The Boletim Diário, edited by Wladepino (Wlademir Dias Pino) and artist Clóvis (Clóvis Irigaray), was a visual document with images from films, graphic poems, and other illustrations. The articles “URGÊNCIA da atualização” and “AMÉRICA Latina, ahora! Acción postal” were published in conjunction with the Cinco e Meia (see ICAA digital archive doc. no. 1111018 and doc. no. 1111014, respectively).
The Museu de Arte e Cultura Popular da Universidade Federal de Mato Grosso was opened in 1973 by art critic Aline Figueiredo de Espíndola (b. 1946) and artist Humberto Espíndola (b. 1943), its director until 1982.
Poet, visual artist, and graphic designer Wlademir Dias Pino created a variation of Concrete poetry known as the “process poem” whose advocates included Mário Chamie. Born in Rio de Janeiro, his career began in the forties. Dias Pino participated in the Exposição Nacional de Arte Concreta held in 1956, and in the IX and XIV editions of the São Paulo Biennial held in 1967 and 1977, respectively.
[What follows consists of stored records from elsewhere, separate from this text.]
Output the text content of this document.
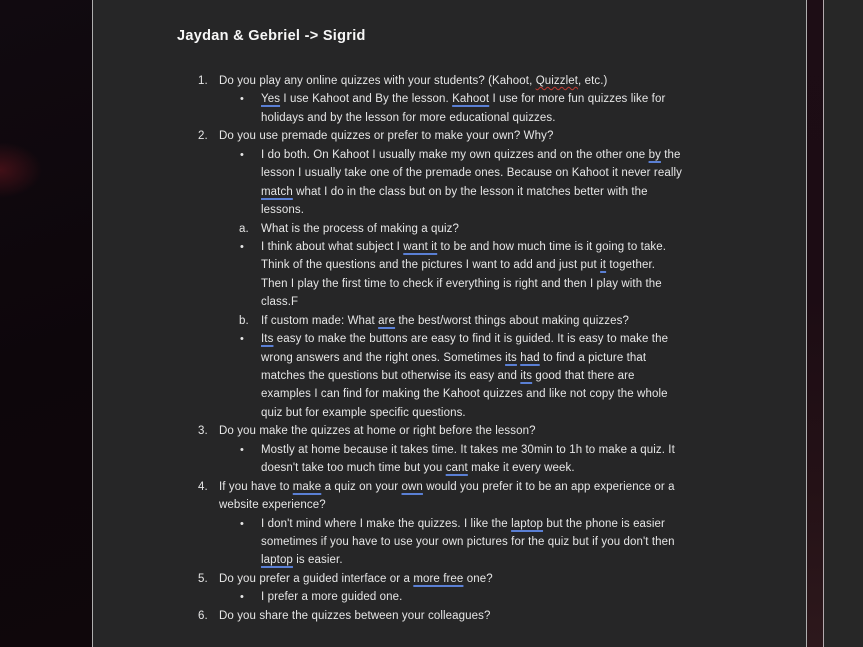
Jaydan & Gebriel -> Sigrid
1. Do you play any online quizzes with your students? (Kahoot, Quizzlet, etc.)
• Yes I use Kahoot and By the lesson. Kahoot I use for more fun quizzes like for
holidays and by the lesson for more educational quizzes.
2. Do you use premade quizzes or prefer to make your own? Why?
• I do both. On Kahoot I usually make my own quizzes and on the other one by the
lesson I usually take one of the premade ones. Because on Kahoot it never really
match what I do in the class but on by the lesson it matches better with the
lessons.
a. What is the process of making a quiz?
• I think about what subject I want it to be and how much time is it going to take.
Think of the questions and the pictures I want to add and just put it together.
Then I play the first time to check if everything is right and then I play with the
class.F
b. If custom made: What are the best/worst things about making quizzes?
• Its easy to make the buttons are easy to find it is guided. It is easy to make the
wrong answers and the right ones. Sometimes its had to find a picture that
matches the questions but otherwise its easy and its good that there are
examples I can find for making the Kahoot quizzes and like not copy the whole
quiz but for example specific questions.
3. Do you make the quizzes at home or right before the lesson?
• Mostly at home because it takes time. It takes me 30min to 1h to make a quiz. It
doesn't take too much time but you cant make it every week.
4. If you have to make a quiz on your own would you prefer it to be an app experience or a
website experience?
• I don't mind where I make the quizzes. I like the laptop but the phone is easier
sometimes if you have to use your own pictures for the quiz but if you don't then
laptop is easier.
5. Do you prefer a guided interface or a more free one?
• I prefer a more guided one.
6. Do you share the quizzes between your colleagues?
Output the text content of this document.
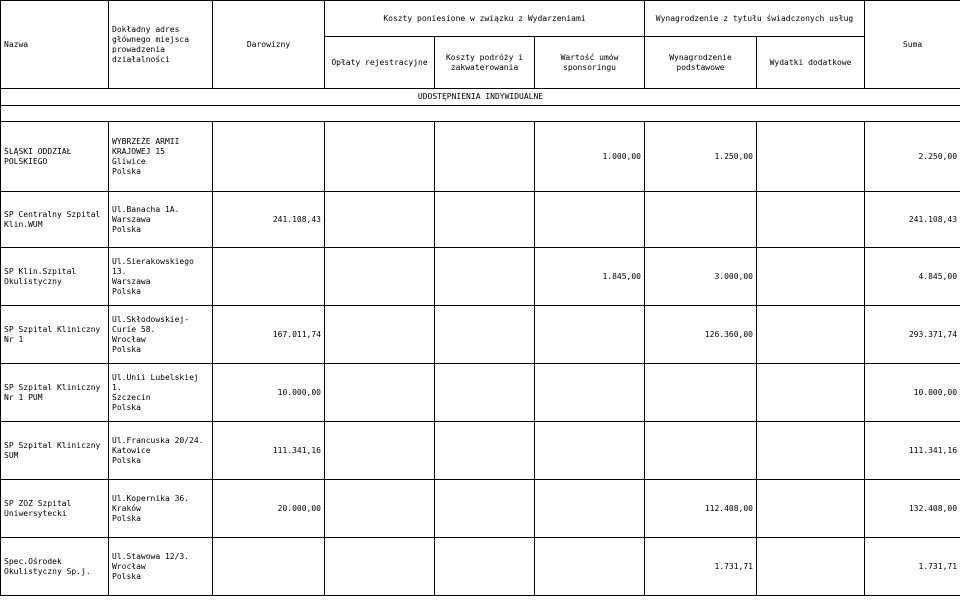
Nazwa	Dokładny adres głównego miejsca prowadzenia działalności	Darowizny	Koszty poniesione w związku z Wydarzeniami			Wynagrodzenie z tytułu świadczonych usług		Suma
			Opłaty rejestracyjne	Koszty podróży i zakwaterowania	Wartość umów sponsoringu	Wynagrodzenie podstawowe	Wydatki dodatkowe	
UDOSTĘPNIENIA INDYWIDUALNE								

ŚLĄSKI ODDZIAŁ POLSKIEGO	WYBRZEŻE ARMII KRAJOWEJ 15
Gliwice
Polska				1.000,00	1.250,00		2.250,00
SP Centralny Szpital Klin.WUM	Ul.Banacha 1A.
Warszawa
Polska	241.108,43						241.108,43
SP Klin.Szpital Okulistyczny	Ul.Sierakowskiego 13.
Warszawa
Polska				1.845,00	3.000,00		4.845,00
SP Szpital Kliniczny Nr 1	Ul.Skłodowskiej-Curie 58.
Wrocław
Polska	167.011,74				126.360,00		293.371,74
SP Szpital Kliniczny Nr 1 PUM	Ul.Unii Lubelskiej 1.
Szczecin
Polska	10.000,00						10.000,00
SP Szpital Kliniczny SUM	Ul.Francuska 20/24.
Katowice
Polska	111.341,16						111.341,16
SP ZOZ Szpital Uniwersytecki	Ul.Kopernika 36.
Kraków
Polska	20.000,00				112.408,00		132.408,00
Spec.Ośrodek Okulistyczny Sp.j.	Ul.Stawowa 12/3.
Wrocław
Polska					1.731,71		1.731,71
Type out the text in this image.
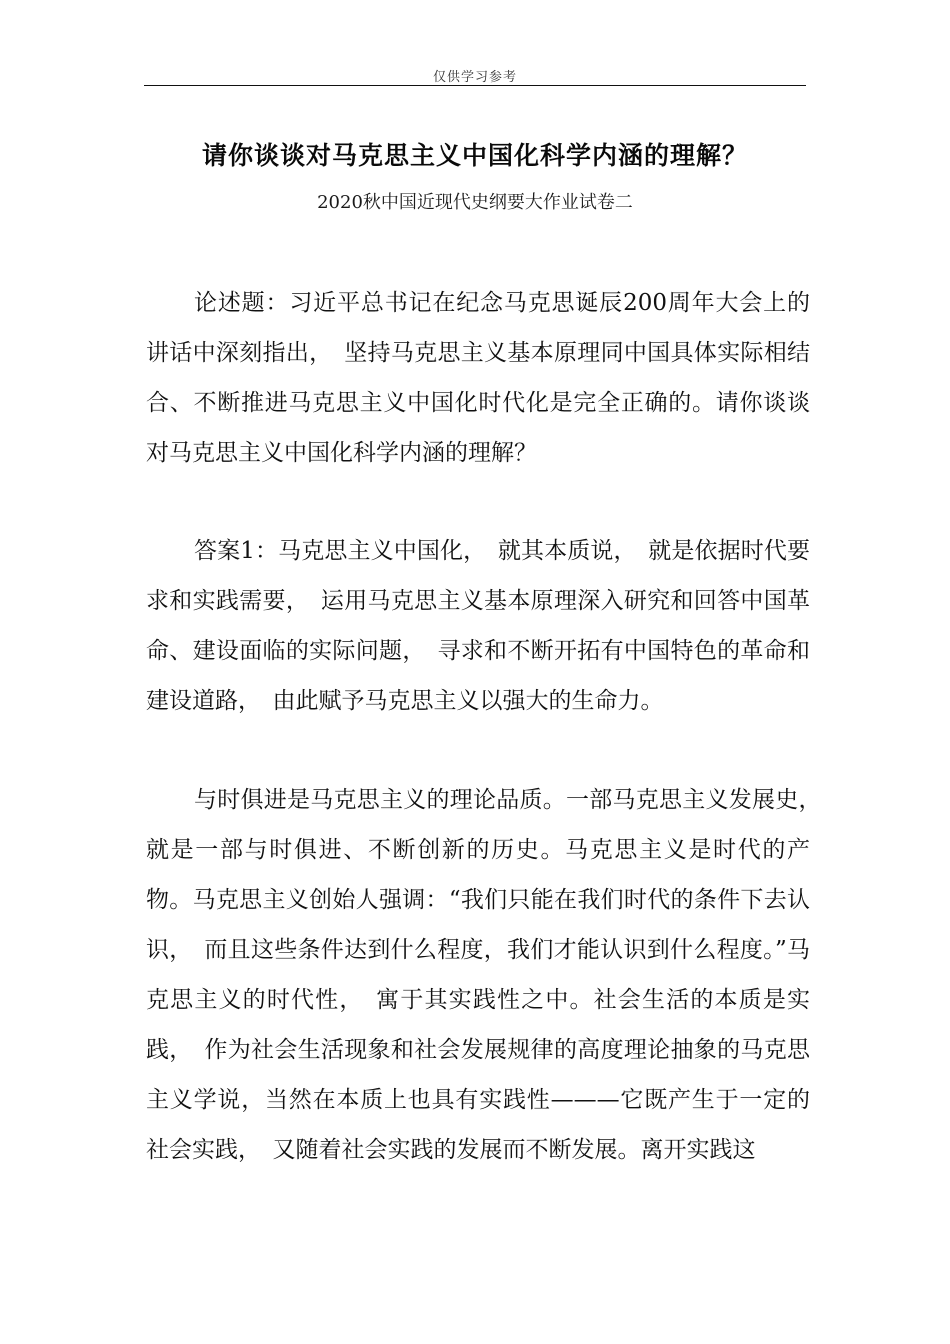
仅供学习参考
请你谈谈对马克思主义中国化科学内涵的理解？
2020秋中国近现代史纲要大作业试卷二

论述题：习近平总书记在纪念马克思诞辰200周年大会上的讲话中深刻指出，　坚持马克思主义基本原理同中国具体实际相结合、不断推进马克思主义中国化时代化是完全正确的。请你谈谈对马克思主义中国化科学内涵的理解？

答案1：马克思主义中国化，　就其本质说，　就是依据时代要求和实践需要，　运用马克思主义基本原理深入研究和回答中国革命、建设面临的实际问题，　寻求和不断开拓有中国特色的革命和建设道路，　由此赋予马克思主义以强大的生命力。

与时俱进是马克思主义的理论品质。一部马克思主义发展史，　就是一部与时俱进、不断创新的历史。马克思主义是时代的产物。马克思主义创始人强调：“我们只能在我们时代的条件下去认识，　而且这些条件达到什么程度，我们才能认识到什么程度。”马克思主义的时代性，　寓于其实践性之中。社会生活的本质是实践，　作为社会生活现象和社会发展规律的高度理论抽象的马克思主义学说，当然在本质上也具有实践性———它既产生于一定的社会实践，　又随着社会实践的发展而不断发展。离开实践这
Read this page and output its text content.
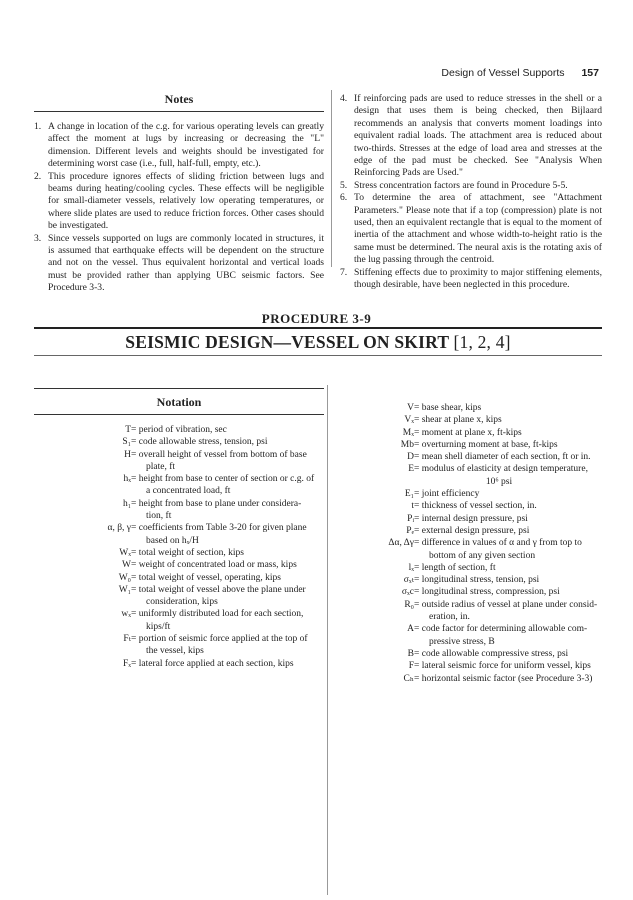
Design of Vessel Supports 157
Notes
1. A change in location of the c.g. for various operating levels can greatly affect the moment at lugs by increasing or decreasing the "L" dimension. Different levels and weights should be investigated for determining worst case (i.e., full, half-full, empty, etc.).
2. This procedure ignores effects of sliding friction between lugs and beams during heating/cooling cycles. These effects will be negligible for small-diameter vessels, relatively low operating temperatures, or where slide plates are used to reduce friction forces. Other cases should be investigated.
3. Since vessels supported on lugs are commonly located in structures, it is assumed that earthquake effects will be dependent on the structure and not on the vessel. Thus equivalent horizontal and vertical loads must be provided rather than applying UBC seismic factors. See Procedure 3-3.
4. If reinforcing pads are used to reduce stresses in the shell or a design that uses them is being checked, then Bijlaard recommends an analysis that converts moment loadings into equivalent radial loads. The attachment area is reduced about two-thirds. Stresses at the edge of load area and stresses at the edge of the pad must be checked. See "Analysis When Reinforcing Pads are Used."
5. Stress concentration factors are found in Procedure 5-5.
6. To determine the area of attachment, see "Attachment Parameters." Please note that if a top (compression) plate is not used, then an equivalent rectangle that is equal to the moment of inertia of the attachment and whose width-to-height ratio is the same must be determined. The neural axis is the rotating axis of the lug passing through the centroid.
7. Stiffening effects due to proximity to major stiffening elements, though desirable, have been neglected in this procedure.
PROCEDURE 3-9
SEISMIC DESIGN—VESSEL ON SKIRT [1, 2, 4]
Notation
T = period of vibration, sec
S₁ = code allowable stress, tension, psi
H = overall height of vessel from bottom of base
plate, ft
hₓ = height from base to center of section or c.g. of
a concentrated load, ft
h₁ = height from base to plane under considera-
tion, ft
α, β, γ = coefficients from Table 3-20 for given plane
based on hₓ/H
Wₓ = total weight of section, kips
W = weight of concentrated load or mass, kips
W₀ = total weight of vessel, operating, kips
W₁ = total weight of vessel above the plane under
consideration, kips
wₓ = uniformly distributed load for each section,
kips/ft
Fₜ = portion of seismic force applied at the top of
the vessel, kips
Fₓ = lateral force applied at each section, kips
V = base shear, kips
Vₓ = shear at plane x, kips
Mₓ = moment at plane x, ft-kips
Mb = overturning moment at base, ft-kips
D = mean shell diameter of each section, ft or in.
E = modulus of elasticity at design temperature,
10⁶ psi
E₁ = joint efficiency
t = thickness of vessel section, in.
Pᵢ = internal design pressure, psi
Pₑ = external design pressure, psi
Δα, Δγ = difference in values of α and γ from top to
bottom of any given section
lₓ = length of section, ft
σₓₜ = longitudinal stress, tension, psi
σₓc = longitudinal stress, compression, psi
R₀ = outside radius of vessel at plane under consid-
eration, in.
A = code factor for determining allowable com-
pressive stress, B
B = code allowable compressive stress, psi
F = lateral seismic force for uniform vessel, kips
Cₕ = horizontal seismic factor (see Procedure 3-3)
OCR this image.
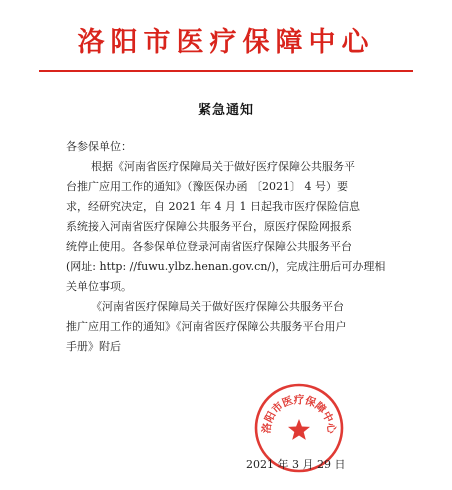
洛阳市医疗保障中心
紧急通知
各参保单位：
根据《河南省医疗保障局关于做好医疗保障公共服务平
台推广应用工作的通知》（豫医保办函 〔2021〕 4 号）要
求，经研究决定，自 2021 年 4 月 1 日起我市医疗保险信息
系统接入河南省医疗保障公共服务平台，原医疗保险网报系
统停止使用。各参保单位登录河南省医疗保障公共服务平台
(网址: http: //fuwu.ylbz.henan.gov.cn/)，完成注册后可办理相
关单位事项。
《河南省医疗保障局关于做好医疗保障公共服务平台
推广应用工作的通知》《河南省医疗保障公共服务平台用户
手册》附后
洛阳市医疗保障中心
2021 年 3 月 29 日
He was a professor at the Pontifícia Universidade Católica do Rio de Janeiro (PUC-Rio) from 1973 to 1978 and at the Universidad Federal de Minas Gerais (UFMG) from 1978 to 1993, where he worked on the Mail Art project.
Clóvis Iragaray—along with Adir Sodré and Gervane de Paula—formed part of a group of artists that emerged in Mato Grosso in the seventies.
Note: A natural phenomenon occurring at the mouth of the Amazon River where it meets the sea, the “pororoca” produces a loud noise and destroys anything that comes in its path. The Tupi-Guaraní word “puã,” which means finger, is also used to refer to the claw of a crab or to the crab itself. In this text, the author uses that word to mean tool or useful instrument.